Prep 15 mins
Cook 1 hr 15 mins
Bursting with all the flavor counterpoints Thai cuisine has to offer-the pungency of chiles, the sourness of lime, the aromatic taste of lemongrass and basil, and the clean, slightly camphorous bite of fresh galangal -- this soup undoubtedly has a medicinal as well as a culinary history. It's good and good for you, a low-calorie, meal-in-a-bowl noodle soup that will nourish your body and ward off your cold. From Big Bowl Noodles and Rice.

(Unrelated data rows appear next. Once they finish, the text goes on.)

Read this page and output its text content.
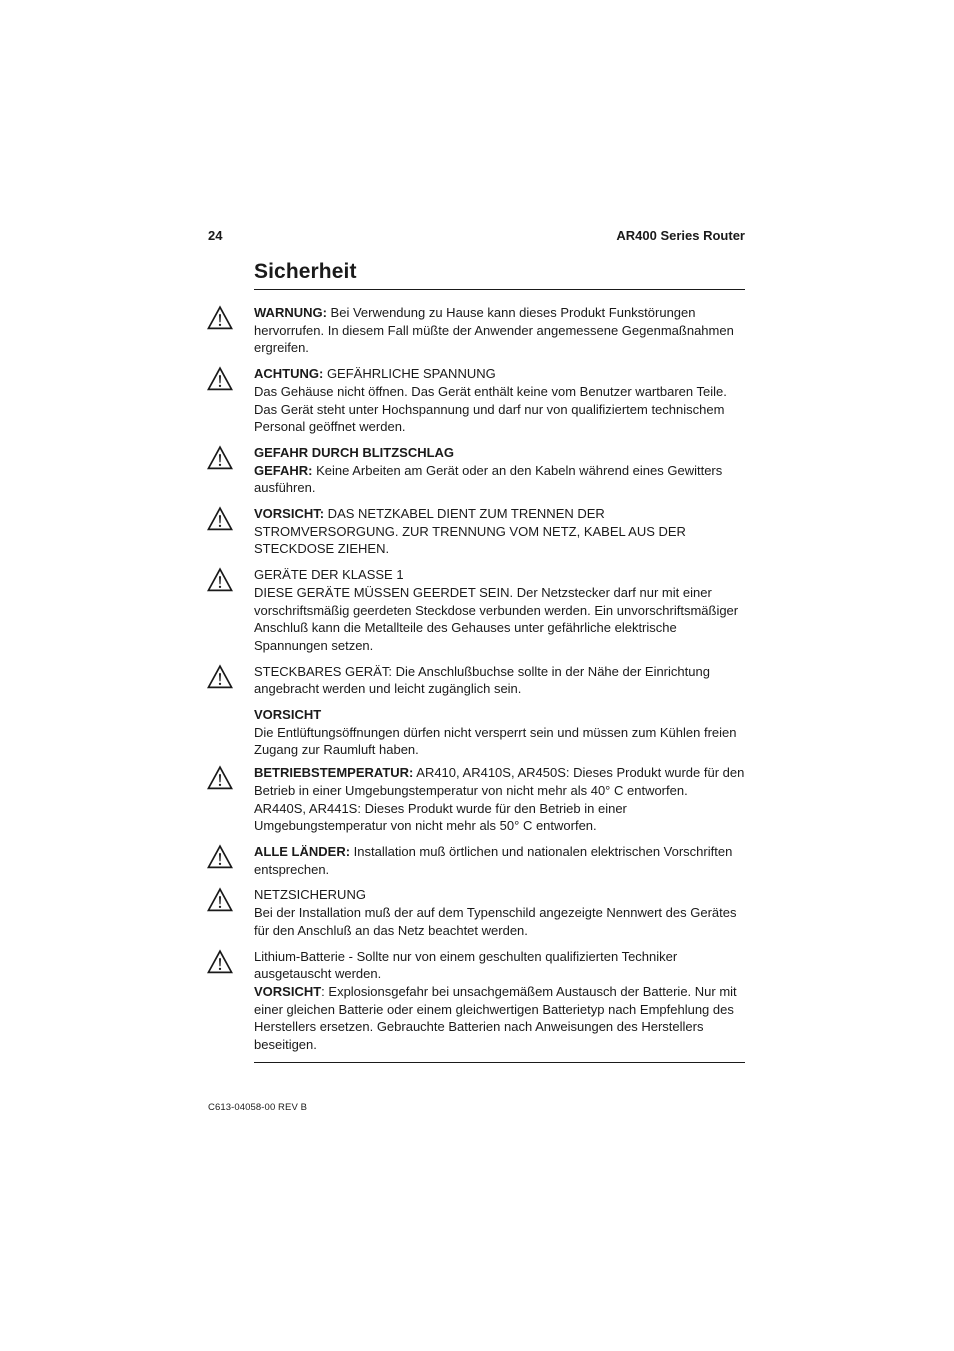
24	AR400 Series Router
Sicherheit

WARNUNG: Bei Verwendung zu Hause kann dieses Produkt Funkstörungen hervorrufen. In diesem Fall müßte der Anwender angemessene Gegenmaßnahmen ergreifen.

ACHTUNG: GEFÄHRLICHE SPANNUNG

Das Gehäuse nicht öffnen. Das Gerät enthält keine vom Benutzer wartbaren Teile. Das Gerät steht unter Hochspannung und darf nur von qualifiziertem technischem Personal geöffnet werden.

GEFAHR DURCH BLITZSCHLAG

GEFAHR: Keine Arbeiten am Gerät oder an den Kabeln während eines Gewitters ausführen.

VORSICHT: DAS NETZKABEL DIENT ZUM TRENNEN DER STROMVERSORGUNG. ZUR TRENNUNG VOM NETZ, KABEL AUS DER STECKDOSE ZIEHEN.

GERÄTE DER KLASSE 1

DIESE GERÄTE MÜSSEN GEERDET SEIN. Der Netzstecker darf nur mit einer vorschriftsmäßig geerdeten Steckdose verbunden werden. Ein unvorschriftsmäßiger Anschluß kann die Metallteile des Gehauses unter gefährliche elektrische Spannungen setzen.

STECKBARES GERÄT: Die Anschlußbuchse sollte in der Nähe der Einrichtung angebracht werden und leicht zugänglich sein.

VORSICHT

Die Entlüftungsöffnungen dürfen nicht versperrt sein und müssen zum Kühlen freien Zugang zur Raumluft haben.

BETRIEBSTEMPERATUR: AR410, AR410S, AR450S: Dieses Produkt wurde für den Betrieb in einer Umgebungstemperatur von nicht mehr als 40° C entworfen.

AR440S, AR441S: Dieses Produkt wurde für den Betrieb in einer Umgebungstemperatur von nicht mehr als 50° C entworfen.

ALLE LÄNDER: Installation muß örtlichen und nationalen elektrischen Vorschriften entsprechen.

NETZSICHERUNG

Bei der Installation muß der auf dem Typenschild angezeigte Nennwert des Gerätes für den Anschluß an das Netz beachtet werden.

Lithium-Batterie - Sollte nur von einem geschulten qualifizierten Techniker ausgetauscht werden.

VORSICHT: Explosionsgefahr bei unsachgemäßem Austausch der Batterie. Nur mit einer gleichen Batterie oder einem gleichwertigen Batterietyp nach Empfehlung des Herstellers ersetzen. Gebrauchte Batterien nach Anweisungen des Herstellers beseitigen.

C613-04058-00 REV B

- 8 ounces dried rice noodles (flat, fettuccine-shaped)
- 1 lb medium shrimp
- 3 drops sesame oil
- 2 quarts chicken stock, preferably fresh
- 6 thin slices fresh galangal or 6 fresh ginger
- 6 garlic cloves, smashed
- 2 stalks lemongrass (bottom third only, sliced thinly on the bias)
- 5 shallots, sliced
- 4 small green serrano chili peppers, coarsely shredded including seeds
- 1⁄4 cup Thai fish sauce or 1⁄4 cup vietnamese fish sauce
- 3 teaspoons sugar
- 1⁄4 cup whole fresh cilantro leaves
- 1⁄4 cup lightly chopped asian basil leaves
- 1⁄3 cup freshly squeezed lime juice
- 1 teaspoon fresh ground black pepper
- Soak the noodles in hot water to cover and let stand, about 30 minutes, until soft.

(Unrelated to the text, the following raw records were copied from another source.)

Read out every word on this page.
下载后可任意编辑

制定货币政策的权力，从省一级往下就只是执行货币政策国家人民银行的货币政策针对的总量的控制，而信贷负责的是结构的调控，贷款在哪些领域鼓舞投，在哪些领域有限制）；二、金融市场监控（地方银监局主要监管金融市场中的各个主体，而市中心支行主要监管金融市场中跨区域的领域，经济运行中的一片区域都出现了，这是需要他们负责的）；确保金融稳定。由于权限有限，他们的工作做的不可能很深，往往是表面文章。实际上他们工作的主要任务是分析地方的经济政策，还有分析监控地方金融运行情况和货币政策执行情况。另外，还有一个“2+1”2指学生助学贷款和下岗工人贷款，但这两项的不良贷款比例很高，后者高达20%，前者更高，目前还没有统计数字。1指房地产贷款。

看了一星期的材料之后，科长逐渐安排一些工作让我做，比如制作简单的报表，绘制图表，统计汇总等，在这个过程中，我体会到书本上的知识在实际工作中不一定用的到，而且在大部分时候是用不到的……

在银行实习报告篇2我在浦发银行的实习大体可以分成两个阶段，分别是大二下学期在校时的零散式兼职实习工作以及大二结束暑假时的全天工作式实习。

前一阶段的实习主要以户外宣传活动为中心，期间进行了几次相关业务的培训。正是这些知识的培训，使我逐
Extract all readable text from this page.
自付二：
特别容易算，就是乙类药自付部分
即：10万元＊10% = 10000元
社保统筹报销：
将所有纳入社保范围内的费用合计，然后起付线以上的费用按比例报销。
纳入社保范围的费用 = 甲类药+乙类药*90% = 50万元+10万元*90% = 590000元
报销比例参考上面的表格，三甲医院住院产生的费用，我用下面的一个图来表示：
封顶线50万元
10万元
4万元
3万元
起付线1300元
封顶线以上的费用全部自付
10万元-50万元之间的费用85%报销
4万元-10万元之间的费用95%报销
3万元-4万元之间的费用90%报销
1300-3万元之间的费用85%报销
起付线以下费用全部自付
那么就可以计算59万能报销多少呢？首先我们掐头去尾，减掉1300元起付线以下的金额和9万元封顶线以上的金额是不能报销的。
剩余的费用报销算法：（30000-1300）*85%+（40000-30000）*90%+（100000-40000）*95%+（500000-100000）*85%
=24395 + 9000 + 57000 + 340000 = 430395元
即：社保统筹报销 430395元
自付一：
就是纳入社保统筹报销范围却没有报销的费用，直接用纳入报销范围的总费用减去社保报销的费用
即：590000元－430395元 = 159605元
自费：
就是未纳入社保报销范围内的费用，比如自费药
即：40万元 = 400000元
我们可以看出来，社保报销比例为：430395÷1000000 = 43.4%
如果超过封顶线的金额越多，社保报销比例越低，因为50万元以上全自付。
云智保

- Peel the shrimp, reserving the shells.
- Cut them in half lengthwise, then toss with 1/4 teaspoon salt and the sesame oil, and refrigerate.
- Bring the stock to a boil with the galangal, garlic, and lemongrass.
- Turn the heat to low and simmer for 35 minutes.
- Add the shrimp shells and simmer for another 15 to 20 minutes, skimming if necessary.
- Strain the stock and bring to a boil.
- Turn heat to low and simmer with the shallots and chiles.
- Simmer for 15 minutes and add 2 teaspoons of salt, the fish sauce, and the sugar.
- Continue to simmer.
- Meanwhile, drain the noodles well and divide among four to eight bowls.
- Then add the shrimp to the simmering broth.
- Turn off the heat and stir in the fresh herbs and lime juice.
- Divide the soup among the soup bowls, sprinkle over the black pepper, and serve.
- Makes 4 main dish or 8 small servings.